All sequencings for pPW06 were positive, however, the best result was obtained for "pPW06 newC". There already existed a plate of BAP-I cells that were transformed with pPW06 newC. Hence colonies were picked, grown in LB+Cm and induced at OD = ~0.5. After less than two hours, cultures turned blue. When the NRP (expected: Orn-Val-Leu) was purified the next morning, the color of the cultures had already become fainly blue-green. Hence the yield was not high enough to conduct a reliable TLC. Therefore, another liquid culture was inocculated with the same cells in order to obtain higher yield. Using this sample, the following TLC was run which shows the expected different running patterns between Indigoidine and our tagged Dipeptide consisting of Ornithine and Valine.

Heidelberg TLC pPW06.png

pPW09 (Pro-Leu-Ind)

Though restriction-digest and screening-PCRs were positive, there was one (always the same) mutation occuring in the primer area at the beginning of the construct. There was a guanine being deleted in all of the cases, which lead to a frameshift. As this occured for multiple clones, we believe that the fragments used in Gibson Assembly already carry the mutation and new fragments should be amplified.

pPW10 (Pro-Leu-Val-Ind)

The exact same thing as for pPW09 accounts for pPW10. Hence the procedure will be the same.

pPW11 (Phe-Orn-Leu-Ind)

There were several minipreps sequenced, however, none of them contained the Tyrocidine part of the construct, but only the C-domain and Indigoidine, hence further colonies were picked, screened with colony PCR, grown overnight, miniprepped and restriction digested with EcoRI.
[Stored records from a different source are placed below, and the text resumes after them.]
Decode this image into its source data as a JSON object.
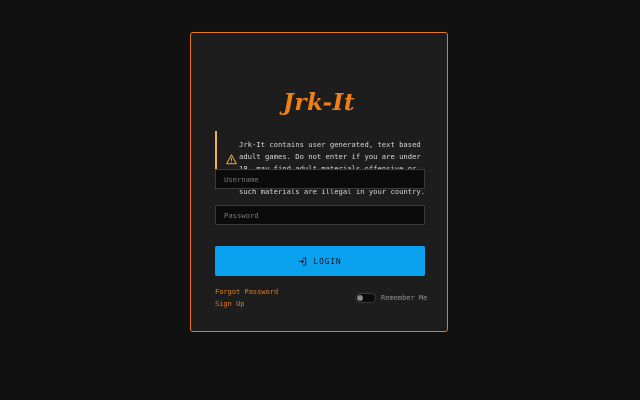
{
  "app": {
    "logo_text": "Jrk-It"
  },
  "warning": {
    "icon": "warning-triangle-icon",
    "accent_color": "#f1b53c",
    "text": "Jrk-It contains user generated, text based\nadult games. Do not enter if you are under\n18, may find adult materials offensive or if\nsuch materials are illegal in your country."
  },
  "form": {
    "username_placeholder": "Username",
    "username_value": "",
    "password_placeholder": "Password",
    "password_value": "",
    "login_label": "LOGIN",
    "login_icon": "sign-in-icon",
    "forgot_password_label": "Forgot Password",
    "sign_up_label": "Sign Up",
    "remember_me_label": "Remember Me",
    "remember_me_checked": false
  },
  "colors": {
    "background": "#111111",
    "card": "#1d1d1d",
    "card_border": "#e8791a",
    "logo": "#f07f14",
    "button": "#0aa2ef",
    "link": "#e57b1b"
  }
}
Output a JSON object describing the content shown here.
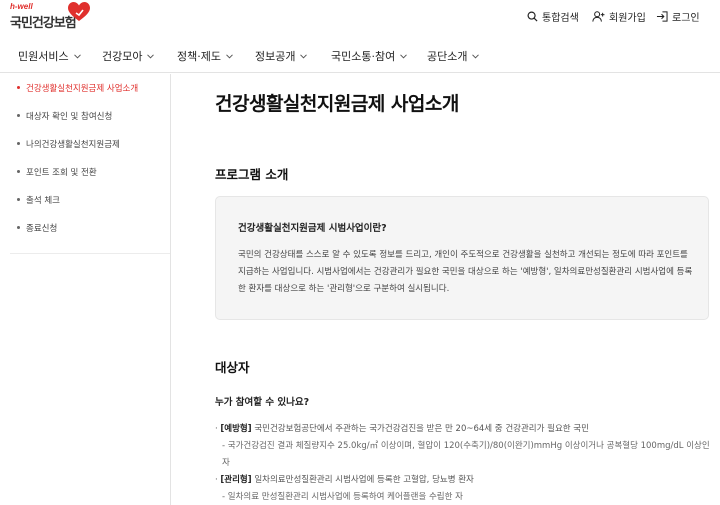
{
  "header": {
    "logo_hwell": "h-well",
    "logo_text": "국민건강보험",
    "utils": [
      {
        "label": "통합검색",
        "icon": "search-icon"
      },
      {
        "label": "회원가입",
        "icon": "user-plus-icon"
      },
      {
        "label": "로그인",
        "icon": "login-icon"
      }
    ]
  },
  "gnb": {
    "items": [
      {
        "label": "민원서비스"
      },
      {
        "label": "건강모아"
      },
      {
        "label": "정책·제도"
      },
      {
        "label": "정보공개"
      },
      {
        "label": "국민소통·참여"
      },
      {
        "label": "공단소개"
      }
    ]
  },
  "lnb": {
    "items": [
      {
        "label": "건강생활실천지원금제 사업소개",
        "active": true
      },
      {
        "label": "대상자 확인 및 참여신청"
      },
      {
        "label": "나의건강생활실천지원금제"
      },
      {
        "label": "포인트 조회 및 전환"
      },
      {
        "label": "출석 체크"
      },
      {
        "label": "종료신청"
      }
    ]
  },
  "main": {
    "title": "건강생활실천지원금제 사업소개",
    "program_section_title": "프로그램 소개",
    "infobox": {
      "title": "건강생활실천지원금제 시범사업이란?",
      "body": "국민의 건강상태를 스스로 알 수 있도록 정보를 드리고, 개인이 주도적으로 건강생활을 실천하고 개선되는 정도에 따라 포인트를 지급하는 사업입니다. 시범사업에서는 건강관리가 필요한 국민을 대상으로 하는 '예방형', 일차의료만성질환관리 시범사업에 등록한 환자를 대상으로 하는 '관리형'으로 구분하여 실시됩니다."
    },
    "target_section_title": "대상자",
    "target_question": "누가 참여할 수 있나요?",
    "bullets": [
      {
        "tag": "[예방형]",
        "text": " 국민건강보험공단에서 주관하는 국가건강검진을 받은 만 20~64세 중 건강관리가 필요한 국민",
        "sub": "- 국가건강검진 결과 체질량지수 25.0kg/㎡ 이상이며, 혈압이 120(수축기)/80(이완기)mmHg 이상이거나 공복혈당 100mg/dL 이상인 자"
      },
      {
        "tag": "[관리형]",
        "text": " 일차의료만성질환관리 시범사업에 등록한 고혈압, 당뇨병 환자",
        "sub": "- 일차의료 만성질환관리 시범사업에 등록하여 케어플랜을 수립한 자"
      }
    ]
  },
  "colors": {
    "accent": "#e0302d",
    "border": "#e3e3e3",
    "box_bg": "#f5f5f5"
  }
}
pPW12 (Phe-Orn-Leu-Val-Ind)

As pPW12 was yet not screened or sequenced, colonies were picked and treated the same as the samples for pPW11.

Colony PCRs for pPW11 and pPW12

Restriction digest with EcoRI leads to the expected linearized product for all samples but pPW12G

Heidelberg COLPCR 11 12 Tyc-part.png Heidelberg COLPCR 11 12 Ind-part.png

The left image shows a screening for the Tyc-part (VF2 and IK17), the right one the screening for the Ind-part (KH05 and VR). Samples that were kept for further analysis are: pPW11D and pPW11F (as they are positive for both modules) and pPW12A, pPW12E and pPW12G as the colonies were small and hence the negative result could be due to missing template. In restriction digest however, only pPW11D, pPW11F, pPW12A and pPW12E showed a band at the expected size. The samples were transformed into BAP-I, grown in liquid culture and induced.